これに対してアメリカは、当初は日本と同じように大型コンピューターに付随するソフトウエアをつくってきたものの、コンピューターの小型化とともにソフトウエアそのもので価値を生み出す方向へシフトしてきました。この違いもSEの能力の違いを知る上でのポイントになります。

ドイツのSEの働き方

他方、働き方という点では、ドイツとの比較で違いが明らかになります。

ドイツのソフトウエア開発は、プロジェクトマネジメントがしっかりしていて、SEがシステマチックに仕事をするのが特徴です。要件を固めて開発を始めたら、途中で仕様を変えるようなことはしません。スケジュールをしっかり押さえて、そのために必要な人員を配置していくので、残業することがありません。

また、ドイツの特徴は、小さなソフトウエア企業であっても、ユーザーと対等な関係で仕事をしていることです。それが可能なのはソフトウエア企業が高付加価値の製品を開発しているからです。ものづくりが強いドイツでは、製造業で働いていたSEがスピンアウトして組み込みソフトウエア企業を立ち上げ、元々いた会社と取引関係になることがあります。そうしたSEたちはものづくりのことを熟知しているので、高付加価値の製品を生み出すことができるのです。

ドイツには、日本のような多重下請け構造はありません。中小のソフトウエア企業がものづくりを支える構図ができあがっています。大規模な組み込みソフトウエアの見本市が毎年開催されるなど、ソフトウエアの価値を評価する環境ができあがっていることもポイントの一つと言えるでしょう。

加速するSEの労働移動

日本のソフトウエア産業は今後どうすべきでしょうか。新しいサービス、高付加価値の製品を生み出していくことがやはり大切です。今、ソフトウエア業界には新しいニーズが次々と生まれています。旧来型の産業構造から飛び出して、新しい価値を生み出す新興企業でチャレンジする人が増えれば、そこに新しい産業が育つと思います。古い産業を変えるよりは、新しい産業へ人が移動していく方が産業構造を変えるスピードは早いはずです。

その動きはすでに始まっています。
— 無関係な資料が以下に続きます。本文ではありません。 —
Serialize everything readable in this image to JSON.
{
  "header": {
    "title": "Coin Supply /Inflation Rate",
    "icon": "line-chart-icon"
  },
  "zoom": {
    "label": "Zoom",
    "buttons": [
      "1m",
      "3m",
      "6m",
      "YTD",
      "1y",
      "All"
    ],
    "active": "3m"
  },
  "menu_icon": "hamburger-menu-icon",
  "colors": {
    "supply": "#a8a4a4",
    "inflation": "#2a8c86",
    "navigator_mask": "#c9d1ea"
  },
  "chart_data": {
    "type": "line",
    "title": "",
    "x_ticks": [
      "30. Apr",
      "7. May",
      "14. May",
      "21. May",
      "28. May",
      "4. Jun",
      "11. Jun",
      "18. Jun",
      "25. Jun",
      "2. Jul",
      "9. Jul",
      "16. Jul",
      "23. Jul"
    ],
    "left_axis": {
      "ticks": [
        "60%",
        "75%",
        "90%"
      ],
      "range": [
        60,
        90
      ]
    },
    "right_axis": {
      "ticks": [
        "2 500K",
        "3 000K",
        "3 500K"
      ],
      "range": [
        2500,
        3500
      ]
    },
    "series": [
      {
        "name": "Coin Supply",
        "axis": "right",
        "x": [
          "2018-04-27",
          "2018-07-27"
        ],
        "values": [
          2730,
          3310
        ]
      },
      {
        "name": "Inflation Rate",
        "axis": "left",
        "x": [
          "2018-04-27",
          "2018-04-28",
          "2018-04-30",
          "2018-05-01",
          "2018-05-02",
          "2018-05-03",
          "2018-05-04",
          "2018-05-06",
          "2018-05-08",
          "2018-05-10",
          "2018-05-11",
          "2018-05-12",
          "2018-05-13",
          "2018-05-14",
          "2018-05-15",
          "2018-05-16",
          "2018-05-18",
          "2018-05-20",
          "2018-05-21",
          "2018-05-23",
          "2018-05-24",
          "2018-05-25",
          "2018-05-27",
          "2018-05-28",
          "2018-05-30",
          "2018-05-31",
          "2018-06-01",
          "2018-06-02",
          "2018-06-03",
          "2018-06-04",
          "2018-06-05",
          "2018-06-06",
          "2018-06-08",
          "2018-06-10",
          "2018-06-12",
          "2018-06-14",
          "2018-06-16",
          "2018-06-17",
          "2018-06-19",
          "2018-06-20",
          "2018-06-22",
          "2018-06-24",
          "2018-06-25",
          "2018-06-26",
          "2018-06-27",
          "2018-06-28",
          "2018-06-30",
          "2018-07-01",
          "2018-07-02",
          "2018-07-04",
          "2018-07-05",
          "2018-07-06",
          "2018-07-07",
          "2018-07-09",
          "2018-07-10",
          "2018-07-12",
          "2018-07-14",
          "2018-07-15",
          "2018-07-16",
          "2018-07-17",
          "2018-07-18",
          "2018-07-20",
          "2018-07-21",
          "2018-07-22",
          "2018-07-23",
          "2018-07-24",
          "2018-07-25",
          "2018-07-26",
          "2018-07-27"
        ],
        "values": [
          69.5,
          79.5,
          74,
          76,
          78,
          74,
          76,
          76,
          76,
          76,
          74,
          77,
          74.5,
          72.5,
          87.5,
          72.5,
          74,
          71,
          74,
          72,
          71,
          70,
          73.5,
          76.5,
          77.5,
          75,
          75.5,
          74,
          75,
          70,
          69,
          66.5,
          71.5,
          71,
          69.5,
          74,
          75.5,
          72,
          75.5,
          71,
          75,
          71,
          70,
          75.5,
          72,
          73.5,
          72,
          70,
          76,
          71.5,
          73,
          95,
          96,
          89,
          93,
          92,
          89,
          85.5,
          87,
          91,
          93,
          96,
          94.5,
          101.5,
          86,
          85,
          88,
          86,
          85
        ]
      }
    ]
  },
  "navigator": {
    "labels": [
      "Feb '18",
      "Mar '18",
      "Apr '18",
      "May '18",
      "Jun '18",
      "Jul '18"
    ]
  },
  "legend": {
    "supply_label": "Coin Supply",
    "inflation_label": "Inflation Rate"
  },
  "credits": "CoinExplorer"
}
ここ数年を振り返ってもSIerから技術者が流出する現象が加速し、SEの転職市場が活発化しています。SEにとっては、より良い労働条件で能力を生かせる可能性が高まっています。

その意味で労働組合には企業を超えた産業の視点で対策を考えてほしいと思います。SEが長い職業人生の中でどうしたら幸せなキャリアを築けるのか。企業内に閉じた話ではなく、企業横断的にキャリア形成するあり方も検討する必要があります。そのためには、職業人生を通して専門家としてキャリアを高めることができるサポートが重要になります。労使交渉の中で技術者教育のために何が必要なのかを労働組合からも提起してほしいと思います。

この産業は人がすべてです。人への投資が成長の源泉です。この点をしっかり訴えてほしいと思います。